Electromagnetic Field Drops 2022 Talk Videos

Earlier this year we made the journey to a field in the West of England for the Electromagnetic Field hacker camp. It was the usual few days of fun in the open air, but due to a few technical difficulties we were unable to point you to any of the talks. We’re happy to note that now the dust has settled they are uploading talks, and there are a decent number up on YouTube with more to come.

Paging through the talks uploaded so far, and there’s plenty to get your teeth into. We’ll start with a couple that should be viewed as a pair,  [Robin Wilson] on UK railway signalling, and [Anthony Williams] giving us a crash course in railway safety, and then while we’re on a railway theme continue to [Hugh Wells] on hacking the train ticket system. Those first two amply demonstrate the best in our community, in that here are professionals sharing knowledge with us we’d never hear without working in that field.

Another esoteric talk that’s typical of a hacker camp schedule and which should be of interest to anyone who has wrestled with time synchronization comes from [John Dalziel], who gives us a brief history of time zones and daylight saving time. A talk that had me riveted during a train journey though came from [Cybergibbons], who describes penetration testing at a cruise ship scale.

These are just a few of the ones uploaded thus far, and as this is being written there are more appearing. So keep checking and you’ll see some really good ones. Meanwhile, have a read of our report from the event.
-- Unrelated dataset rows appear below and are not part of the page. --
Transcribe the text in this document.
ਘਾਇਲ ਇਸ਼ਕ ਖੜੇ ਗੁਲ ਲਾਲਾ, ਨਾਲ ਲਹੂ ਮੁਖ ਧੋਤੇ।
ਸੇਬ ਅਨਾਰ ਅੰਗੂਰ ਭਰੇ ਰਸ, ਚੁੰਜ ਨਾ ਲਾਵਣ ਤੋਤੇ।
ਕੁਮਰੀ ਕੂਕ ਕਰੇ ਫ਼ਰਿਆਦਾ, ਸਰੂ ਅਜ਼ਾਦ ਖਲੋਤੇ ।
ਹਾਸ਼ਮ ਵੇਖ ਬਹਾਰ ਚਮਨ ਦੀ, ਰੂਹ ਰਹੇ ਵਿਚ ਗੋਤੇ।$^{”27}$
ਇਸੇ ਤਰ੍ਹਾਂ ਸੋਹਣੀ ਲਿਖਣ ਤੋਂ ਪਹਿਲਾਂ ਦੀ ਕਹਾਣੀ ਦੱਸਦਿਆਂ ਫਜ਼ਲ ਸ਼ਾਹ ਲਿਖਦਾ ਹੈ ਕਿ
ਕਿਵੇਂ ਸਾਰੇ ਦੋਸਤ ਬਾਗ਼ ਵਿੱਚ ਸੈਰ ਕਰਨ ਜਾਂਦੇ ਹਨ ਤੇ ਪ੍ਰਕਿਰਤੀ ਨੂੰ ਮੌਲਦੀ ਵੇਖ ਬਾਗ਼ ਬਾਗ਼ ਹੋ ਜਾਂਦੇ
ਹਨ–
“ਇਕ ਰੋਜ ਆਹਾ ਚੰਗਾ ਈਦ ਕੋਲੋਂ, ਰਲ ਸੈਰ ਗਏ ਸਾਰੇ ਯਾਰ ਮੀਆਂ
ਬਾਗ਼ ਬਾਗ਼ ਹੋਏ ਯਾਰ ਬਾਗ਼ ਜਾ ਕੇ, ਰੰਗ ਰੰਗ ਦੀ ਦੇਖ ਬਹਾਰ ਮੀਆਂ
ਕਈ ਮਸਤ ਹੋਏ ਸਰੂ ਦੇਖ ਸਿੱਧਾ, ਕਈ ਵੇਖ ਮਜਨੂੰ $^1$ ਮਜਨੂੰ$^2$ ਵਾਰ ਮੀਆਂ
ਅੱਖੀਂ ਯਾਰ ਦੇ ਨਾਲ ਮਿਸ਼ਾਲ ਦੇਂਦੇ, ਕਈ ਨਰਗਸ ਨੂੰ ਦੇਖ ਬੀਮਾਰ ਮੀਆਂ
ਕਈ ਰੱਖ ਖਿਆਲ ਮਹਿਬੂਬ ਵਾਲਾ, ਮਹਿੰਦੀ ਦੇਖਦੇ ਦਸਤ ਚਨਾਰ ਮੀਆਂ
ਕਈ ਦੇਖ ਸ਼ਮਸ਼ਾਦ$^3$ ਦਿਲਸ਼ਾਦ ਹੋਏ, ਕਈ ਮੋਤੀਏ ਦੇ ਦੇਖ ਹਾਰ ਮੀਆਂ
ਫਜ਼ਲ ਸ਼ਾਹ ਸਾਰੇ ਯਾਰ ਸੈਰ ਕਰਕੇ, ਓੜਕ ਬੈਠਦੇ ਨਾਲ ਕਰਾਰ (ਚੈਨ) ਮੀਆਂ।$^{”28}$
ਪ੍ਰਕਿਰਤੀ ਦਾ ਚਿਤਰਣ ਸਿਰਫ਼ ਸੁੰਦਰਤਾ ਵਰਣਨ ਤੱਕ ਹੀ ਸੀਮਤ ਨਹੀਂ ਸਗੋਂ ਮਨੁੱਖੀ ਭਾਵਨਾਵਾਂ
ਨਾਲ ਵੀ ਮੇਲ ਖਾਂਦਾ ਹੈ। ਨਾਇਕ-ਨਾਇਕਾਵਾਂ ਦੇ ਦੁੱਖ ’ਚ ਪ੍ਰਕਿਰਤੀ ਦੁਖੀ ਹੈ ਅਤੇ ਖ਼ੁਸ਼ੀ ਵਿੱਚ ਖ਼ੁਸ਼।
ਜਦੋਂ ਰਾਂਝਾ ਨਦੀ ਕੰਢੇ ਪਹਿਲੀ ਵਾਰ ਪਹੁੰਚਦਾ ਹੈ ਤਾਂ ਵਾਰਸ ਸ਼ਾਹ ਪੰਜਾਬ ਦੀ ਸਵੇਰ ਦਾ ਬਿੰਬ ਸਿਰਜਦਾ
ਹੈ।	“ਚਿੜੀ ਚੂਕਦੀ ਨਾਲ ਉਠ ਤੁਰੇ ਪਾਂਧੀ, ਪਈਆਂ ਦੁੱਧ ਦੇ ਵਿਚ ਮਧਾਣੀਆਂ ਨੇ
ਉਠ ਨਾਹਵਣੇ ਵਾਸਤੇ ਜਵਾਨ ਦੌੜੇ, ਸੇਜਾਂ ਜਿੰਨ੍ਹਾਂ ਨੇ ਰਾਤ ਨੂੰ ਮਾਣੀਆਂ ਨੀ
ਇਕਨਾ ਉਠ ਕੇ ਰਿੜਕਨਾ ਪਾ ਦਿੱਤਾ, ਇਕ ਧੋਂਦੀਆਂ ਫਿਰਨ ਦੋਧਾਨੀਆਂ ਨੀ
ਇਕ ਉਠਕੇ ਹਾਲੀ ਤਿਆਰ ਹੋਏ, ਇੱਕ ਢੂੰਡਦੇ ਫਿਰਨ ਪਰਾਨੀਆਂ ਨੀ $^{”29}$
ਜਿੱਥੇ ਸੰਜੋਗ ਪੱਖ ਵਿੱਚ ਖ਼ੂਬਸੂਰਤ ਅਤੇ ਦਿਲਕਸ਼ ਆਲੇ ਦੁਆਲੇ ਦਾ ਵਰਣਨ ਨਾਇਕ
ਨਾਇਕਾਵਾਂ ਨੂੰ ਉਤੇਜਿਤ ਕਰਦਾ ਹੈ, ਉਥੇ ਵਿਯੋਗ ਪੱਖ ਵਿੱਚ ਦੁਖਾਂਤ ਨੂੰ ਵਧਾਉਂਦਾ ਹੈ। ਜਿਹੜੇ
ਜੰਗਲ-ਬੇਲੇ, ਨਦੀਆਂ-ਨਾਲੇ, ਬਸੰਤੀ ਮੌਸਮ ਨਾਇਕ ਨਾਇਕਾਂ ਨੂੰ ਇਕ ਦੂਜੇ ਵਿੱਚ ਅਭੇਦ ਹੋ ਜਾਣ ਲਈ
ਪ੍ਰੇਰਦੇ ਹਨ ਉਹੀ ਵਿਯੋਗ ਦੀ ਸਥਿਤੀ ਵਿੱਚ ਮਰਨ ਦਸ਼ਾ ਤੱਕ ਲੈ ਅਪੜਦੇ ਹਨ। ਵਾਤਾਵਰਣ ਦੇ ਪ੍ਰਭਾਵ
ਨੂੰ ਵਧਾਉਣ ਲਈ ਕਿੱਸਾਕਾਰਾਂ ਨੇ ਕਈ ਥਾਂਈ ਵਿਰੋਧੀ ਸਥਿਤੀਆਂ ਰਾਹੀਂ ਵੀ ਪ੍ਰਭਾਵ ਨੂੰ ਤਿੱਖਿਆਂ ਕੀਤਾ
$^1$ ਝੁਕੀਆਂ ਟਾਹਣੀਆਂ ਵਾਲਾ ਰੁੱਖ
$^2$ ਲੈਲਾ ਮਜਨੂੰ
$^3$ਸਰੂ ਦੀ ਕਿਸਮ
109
4 thoughts on “Electromagnetic Field Drops 2022 Talk Videos

  1. Interesting talk on decoding the rail card magnetic stripes. Glancing at the side by side binary and numeric versions of the station codes Hugh has posted on slide 67 it looks like the decimal code == (binary code + 72) x 100. It’s not encoding anything more than what is printed on the front of the ticket. It’s a shame he didn’t show some samples of the checksums he’s read. Hopefully it is a cryptographic sum which can’t be trivially computed, but given it’s 1980’s tech I guess not.